Kelin9BT vs ErnieIT vs ZIT (FFT Analysis of Artifacts)
Technical FFT analysis reveals Klein 9B Turbo produces the cleanest images, while Ernie Image Turbo shows persistent diagonal artifacts.
A detailed technical comparison of three leading AI image generation models has gone viral, providing a quantitative look at visual quality through artifact analysis. Reddit user ZerOne82 conducted a controlled test pitting Stability AI's Flux 2 Klein 9B Turbo against Baidu's Ernie Image Turbo and another model called Z-Image Turbo. Using the prompt "extreme close-up of a woman with long brunette and blonde hair covering half her face. she is holding a cardboard sign with text 'artifacts'," the test employed Fast Fourier Transform (FFT) analysis—a mathematical technique for detecting repeating patterns and imperfections—to objectively measure output cleanliness.
The results were striking. The FFT graphs revealed that Klein 9B Turbo produced the cleanest spectral output with minimal artifacts, while Ernie Image Turbo showed the "dirtiest" output with clear diagonal artifacts visible in the frequency domain. According to the analysis, these artifacts in Ernie's output were particularly noticeable in realistic renders, especially in hair details, and proved persistent—"no amount of tweaking with different samplers and steps could remove them." The test used consistent parameters (848x1264 resolution, Euler-A sampler, beta scheduler) at both 4 and 8 steps, highlighting fundamental differences in how these models handle image synthesis at a mathematical level.

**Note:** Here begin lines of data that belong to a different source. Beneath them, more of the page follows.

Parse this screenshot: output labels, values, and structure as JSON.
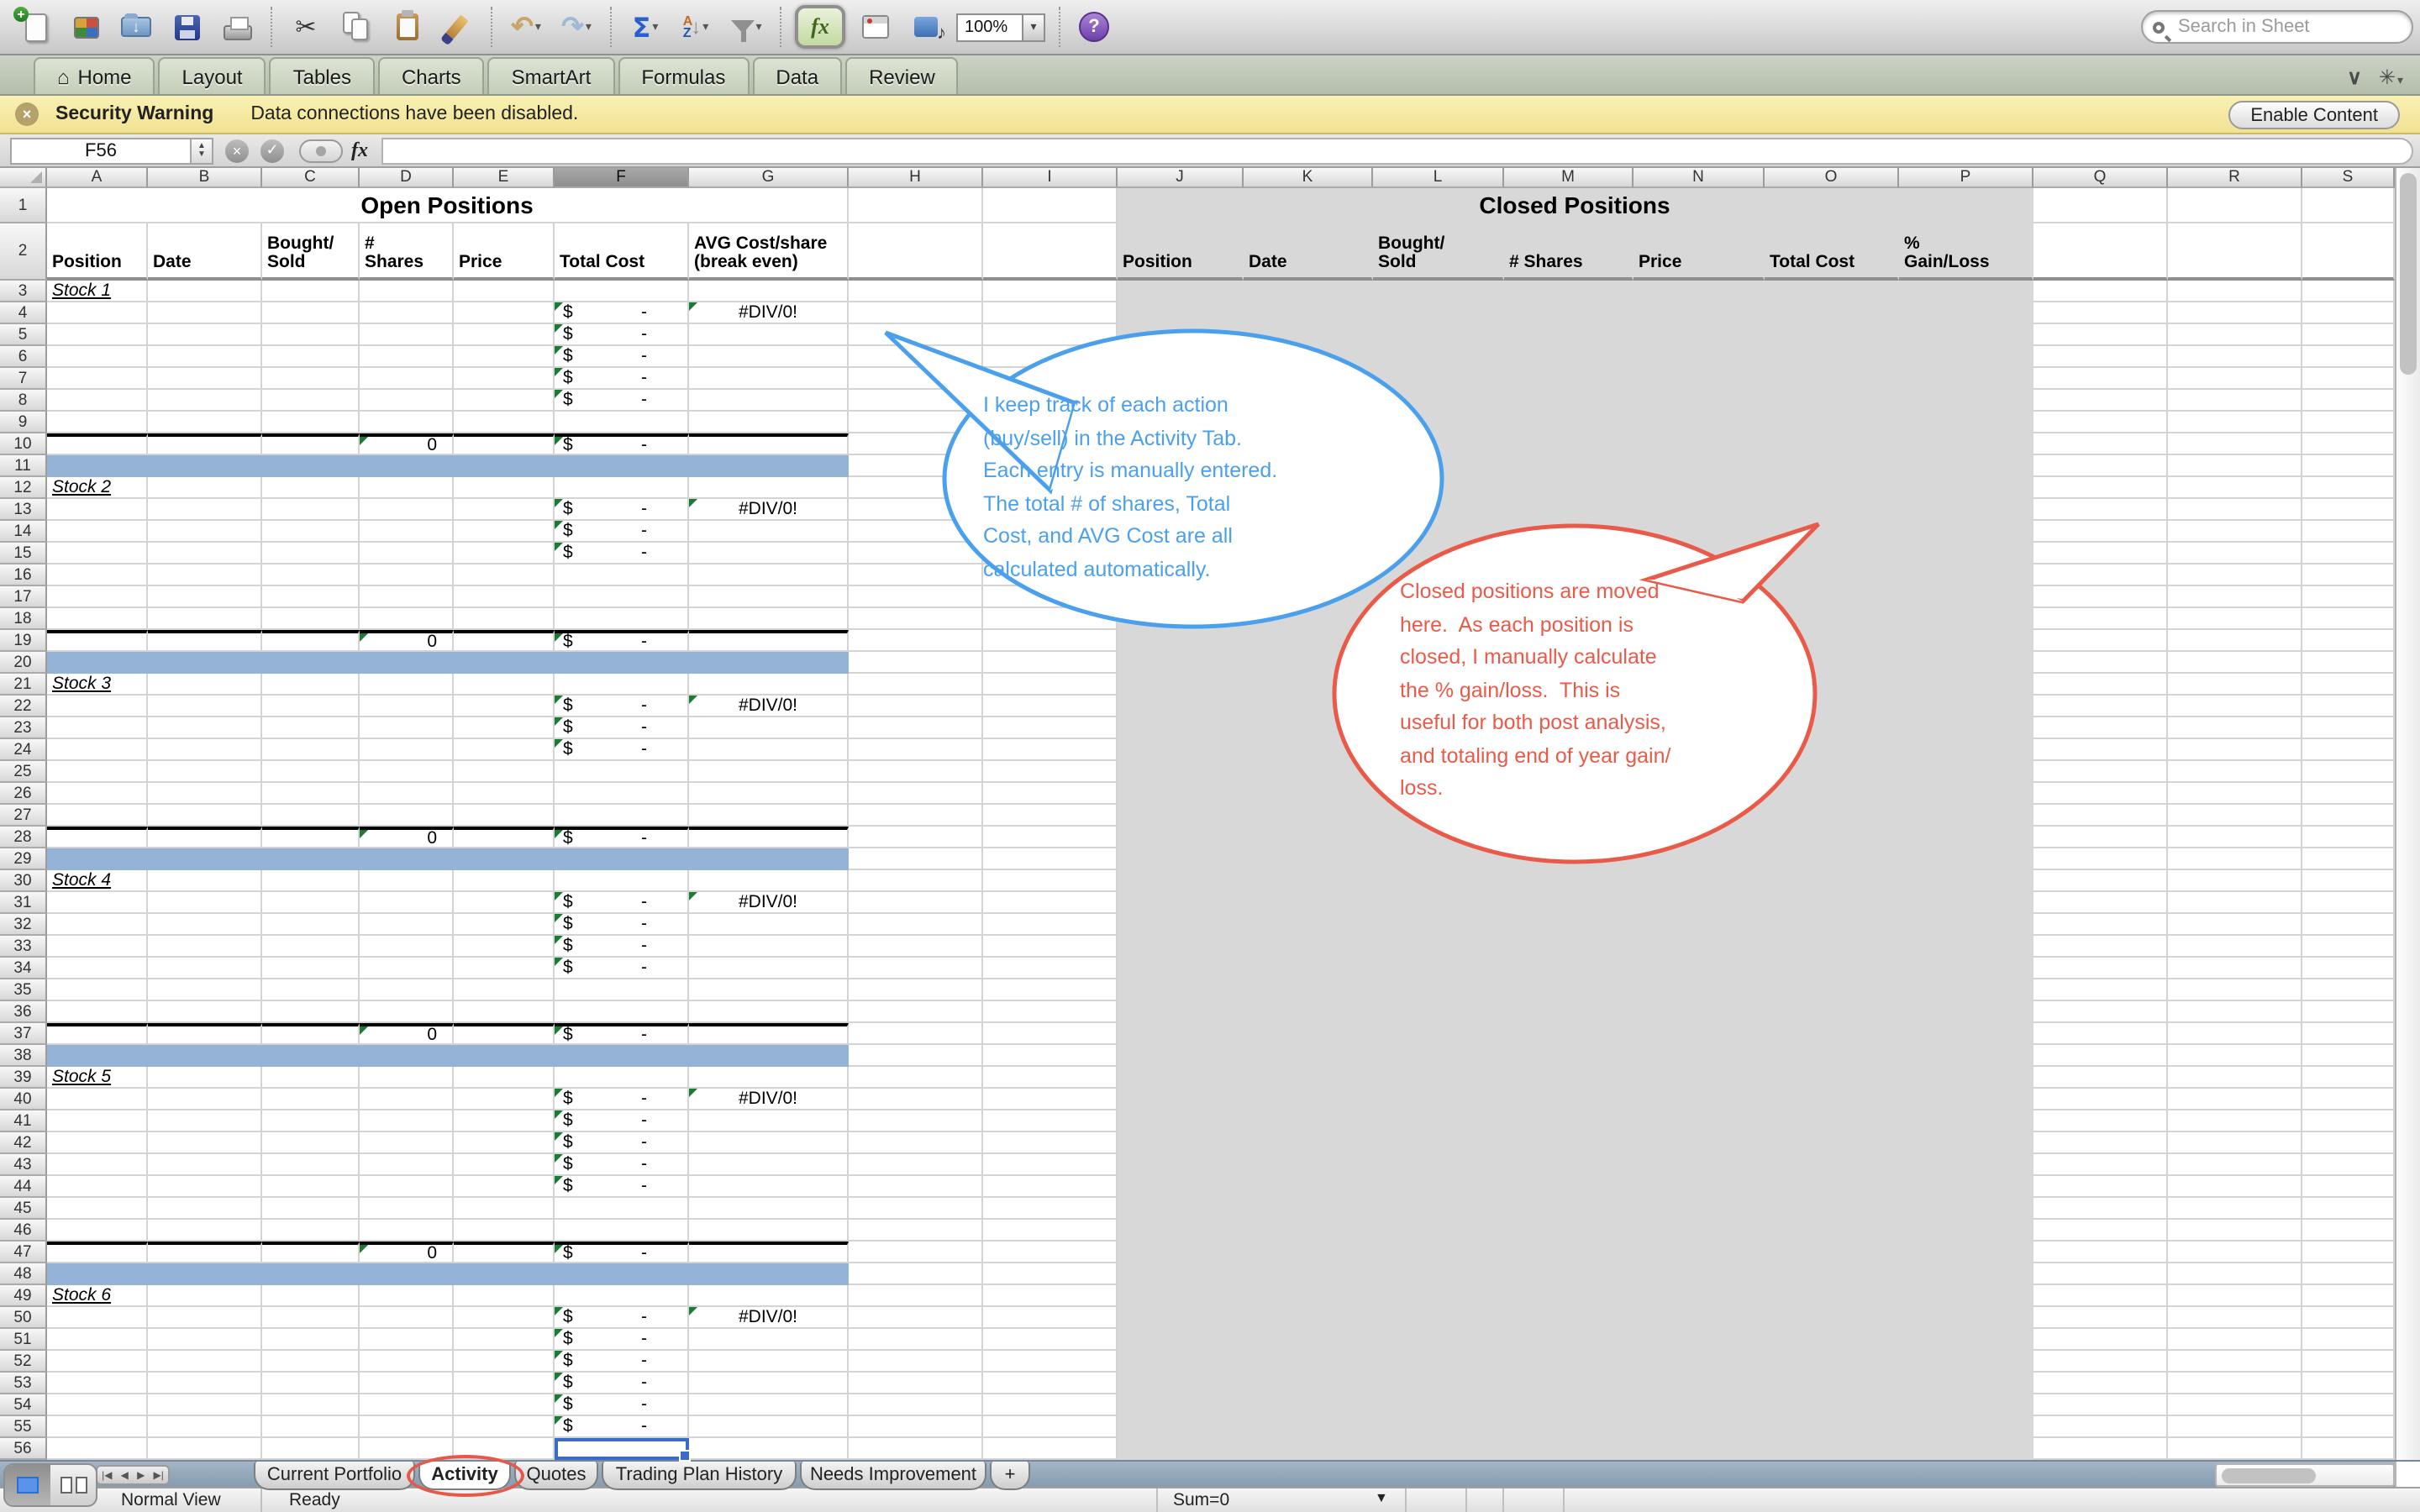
{
  "toolbar": {
    "zoom": "100%",
    "search_placeholder": "Search in Sheet"
  },
  "glyphs": {
    "home": "⌂",
    "cut": "✂",
    "undo": "↶",
    "redo": "↷",
    "sum": "Σ",
    "sort_a": "A",
    "sort_z": "Z",
    "sort_arrow": "↓",
    "help": "?",
    "chevron_down": "∨",
    "gear": "✳",
    "dropdown": "▾",
    "dropdown_big": "▼",
    "up": "▲",
    "down": "▼",
    "cancel": "×",
    "accept": "✓",
    "fx": "fx",
    "open_arrow": "↓",
    "nav_first": "|◀",
    "nav_prev": "◀",
    "nav_next": "▶",
    "nav_last": "▶|",
    "new_plus": "+"
  },
  "ribbon": {
    "tabs": [
      "Home",
      "Layout",
      "Tables",
      "Charts",
      "SmartArt",
      "Formulas",
      "Data",
      "Review"
    ]
  },
  "security": {
    "title": "Security Warning",
    "message": "Data connections have been disabled.",
    "button": "Enable Content"
  },
  "formula_bar": {
    "cell_ref": "F56",
    "fx_label": "fx"
  },
  "sheet": {
    "gutter_w": 28,
    "columns": [
      [
        "A",
        60
      ],
      [
        "B",
        68
      ],
      [
        "C",
        58
      ],
      [
        "D",
        56
      ],
      [
        "E",
        60
      ],
      [
        "F",
        80
      ],
      [
        "G",
        95
      ],
      [
        "H",
        80
      ],
      [
        "I",
        80
      ],
      [
        "J",
        75
      ],
      [
        "K",
        77
      ],
      [
        "L",
        78
      ],
      [
        "M",
        77
      ],
      [
        "N",
        78
      ],
      [
        "O",
        80
      ],
      [
        "P",
        80
      ],
      [
        "Q",
        80
      ],
      [
        "R",
        80
      ],
      [
        "S",
        55
      ]
    ],
    "open_title": "Open Positions",
    "closed_title": "Closed Positions",
    "open_headers": {
      "A": "Position",
      "B": "Date",
      "C": "Bought/\nSold",
      "D": "#\nShares",
      "E": "Price",
      "F": "Total Cost",
      "G": "AVG Cost/share\n(break even)"
    },
    "closed_headers": {
      "J": "Position",
      "K": "Date",
      "L": "Bought/\nSold",
      "M": "# Shares",
      "N": "Price",
      "O": "Total Cost",
      "P": "%\nGain/Loss"
    },
    "stocks": [
      [
        3,
        "Stock 1"
      ],
      [
        12,
        "Stock 2"
      ],
      [
        21,
        "Stock 3"
      ],
      [
        30,
        "Stock 4"
      ],
      [
        39,
        "Stock 5"
      ],
      [
        49,
        "Stock 6"
      ]
    ],
    "money_rows": [
      4,
      5,
      6,
      7,
      8,
      13,
      14,
      15,
      22,
      23,
      24,
      31,
      32,
      33,
      34,
      40,
      41,
      42,
      43,
      44,
      50,
      51,
      52,
      53,
      54,
      55
    ],
    "error_rows": [
      4,
      13,
      22,
      31,
      40,
      50
    ],
    "total_rows": [
      10,
      19,
      28,
      37,
      47
    ],
    "blue_rows": [
      11,
      20,
      29,
      38,
      48
    ],
    "num_rows": 56,
    "currency": "$",
    "dash": "-",
    "zero": "0",
    "error_text": "#DIV/0!",
    "selected_cell": "F56",
    "blue_fill": "#95b3d7",
    "gray_fill": "#d8d8d8"
  },
  "bubbles": {
    "blue": {
      "color": "#4ba0ee",
      "text": "I keep track of each action\n(buy/sell) in the Activity Tab.\nEach entry is manually entered.\nThe total # of shares, Total\nCost, and AVG Cost are all\ncalculated automatically."
    },
    "red": {
      "color": "#ea5a49",
      "text": "Closed positions are moved\nhere.  As each position is\nclosed, I manually calculate\nthe % gain/loss.  This is\nuseful for both post analysis,\nand totaling end of year gain/\nloss."
    }
  },
  "sheet_tabs": {
    "tabs": [
      "Current Portfolio",
      "Activity",
      "Quotes",
      "Trading Plan History",
      "Needs Improvement"
    ],
    "active": "Activity",
    "add_label": "+"
  },
  "status_bar": {
    "view_label": "Normal View",
    "state": "Ready",
    "sum_label": "Sum=0"
  }
}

This analysis moves beyond subjective visual comparison to provide developers and researchers with an objective, data-driven method for evaluating image generation quality. For professionals working with generative AI, understanding these artifact patterns is crucial for selecting models for production use, especially in applications requiring high-fidelity visual outputs where such imperfections could undermine quality.
- Flux 2 Klein 9B Turbo produced the cleanest FFT output with minimal detectable artifacts in the frequency domain analysis.
- Ernie Image Turbo showed persistent diagonal artifacts in FFT graphs that couldn't be eliminated by changing samplers or step counts.
- The artifacts were particularly noticeable in realistic hair rendering, providing an objective quality comparison method for AI image models.
Why It Matters
Provides objective, data-driven metrics for comparing AI image model quality, crucial for developers choosing models for professional applications.